I could have asked a question — let's be honest, I could have asked dozens of questions — but sometimes the best thing you can do is wait.
"I'm not saying he's perfect. He still wants to be in charge and everything, but lying up there, I decided to do my best to love him again. I sort of forgot about that." She looked at us. I saw surprise. "And he's been trying, too."
"Like trying to buy this ranch?"
"That's even more reason why my father never would have killed Keefe and I told that sergeant that over and over. Keefe had nothing to do with negotiating the sale of the ranch."
"And everything to do with your emotions," Diana said quietly.
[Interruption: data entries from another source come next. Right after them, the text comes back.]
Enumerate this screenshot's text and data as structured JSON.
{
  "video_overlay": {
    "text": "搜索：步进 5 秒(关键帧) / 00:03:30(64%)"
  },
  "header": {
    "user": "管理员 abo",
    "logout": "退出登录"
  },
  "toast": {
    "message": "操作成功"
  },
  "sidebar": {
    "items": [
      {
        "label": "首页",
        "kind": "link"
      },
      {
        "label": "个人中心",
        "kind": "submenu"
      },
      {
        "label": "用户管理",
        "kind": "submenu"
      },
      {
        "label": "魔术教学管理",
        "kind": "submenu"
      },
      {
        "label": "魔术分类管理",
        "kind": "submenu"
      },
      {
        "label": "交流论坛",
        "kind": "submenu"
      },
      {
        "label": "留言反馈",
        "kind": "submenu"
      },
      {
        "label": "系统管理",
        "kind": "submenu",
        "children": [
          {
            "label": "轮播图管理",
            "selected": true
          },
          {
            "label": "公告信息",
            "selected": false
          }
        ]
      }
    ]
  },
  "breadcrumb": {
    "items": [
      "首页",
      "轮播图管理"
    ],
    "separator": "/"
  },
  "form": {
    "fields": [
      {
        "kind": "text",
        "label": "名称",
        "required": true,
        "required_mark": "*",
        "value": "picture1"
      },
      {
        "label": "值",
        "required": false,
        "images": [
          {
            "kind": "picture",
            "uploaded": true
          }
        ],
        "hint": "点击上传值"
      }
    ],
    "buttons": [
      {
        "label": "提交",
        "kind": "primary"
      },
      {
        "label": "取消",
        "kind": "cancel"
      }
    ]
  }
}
I wish she'd had the camera running to catch the widening of Robin's eyes, but there are things the camera's not meant to catch. Or maybe they don't happen when the camera's there.
"You think highly of Keefe." I didn't need her agreement to keep going. "However much a role he played when you were hurt last year, he was there, with you at an important moment in your life. If only by being there, he helped you through it. That could make a father frustrated about not connecting with his daughter feel... jealous."
"Jealous?"
We'd caught her attention.
Not the way I might have expected. Unlike yesterday's fear and anger, this was tentative, delicate even. "You think he'd do that? For me?"
She seemed to have forgotten the act Randall would have committed as a result was murdering a man. Not only an innocent man, but one who helped her.
Inner mean girl self-centeredness sure didn't loosen its grip easily.